Emilie continuoit d’écouter, plongée dans ce doux repos où une musique suave laisse l’esprit. Les sons ne revinrent plus. Ses pensées errèrent long-temps sur une circonstance si étrange ; il étoit singulier d’entendre à minuit de la musique, lorsque tout le monde devoit, depuis plusieurs heures, être endormi, et dans un château où, depuis tant d’années, on n’avoit rien entendu qui ressemblât à de l’harmonie. De longues souffrances avoient rendu son esprit sensible à la terreur, et susceptible de superstition. Il lui sembla que son père avoit pu lui parler par ces accords, pour lui inspirer de la consolation et de la confiance sur le sujet dont alors elle étoit occupée. La raison lui dit néanmoins que cette conjecture étoit ridicule, et elle ne s’y attacha pas ; mais par une inconséquence naturelle à une imagination vive, elle se livra à de plus bizarres idées ; elle se rappela l’événement singulier qui avoit donné le château à son possesseur actuel ; elle considéra la manière mystérieuse dont l’ancienne propriétaire avoit disparu ; jamais on n’avoit rien su d’elle ; et son esprit fut frappé d’une sorte de crainte. Il n’y avoit nulle liaison apparente entre cet événement et la musique qu’elle venoit d’entendre, et pourtant elle crut que ces deux choses se tenoient par quelque lien secret. À cette idée une sueur froide la saisit : elle porta des yeux égarés sur l’obscurité de sa chambre, et le silence morne qui y régnoit ne fit qu’affecter de plus en plus son imagination.

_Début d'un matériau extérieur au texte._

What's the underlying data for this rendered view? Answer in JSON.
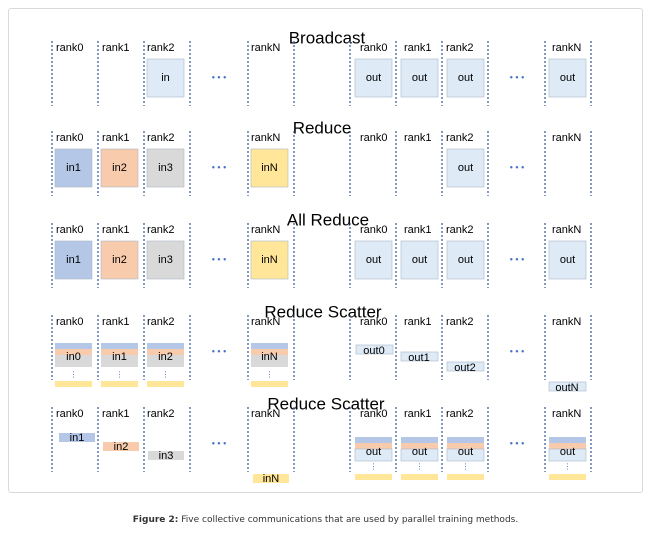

À la fin elle quitta la fenêtre ; mais ses jambes lui manquèrent en approchant de son lit. Elle s’arrêta, et regarda autour d’elle. Sa lampe, seule lumière qui éclairât ce vaste appartement, étoit prête à s’éteindre ; elle frémit de l’obscurité où elle alloit se trouver. Honteuse bientôt de sa foiblesse, elle se remit au lit, et ne put y trouver le sommeil. Elle rêva sur le nouvel incident qui venoit de se présenter, et résolut d’attendre la nuit suivante à la même heure, pour épier le retour de la musique. Si ces accords sont humains, disoit-elle, probablement ils se feront encore entendre.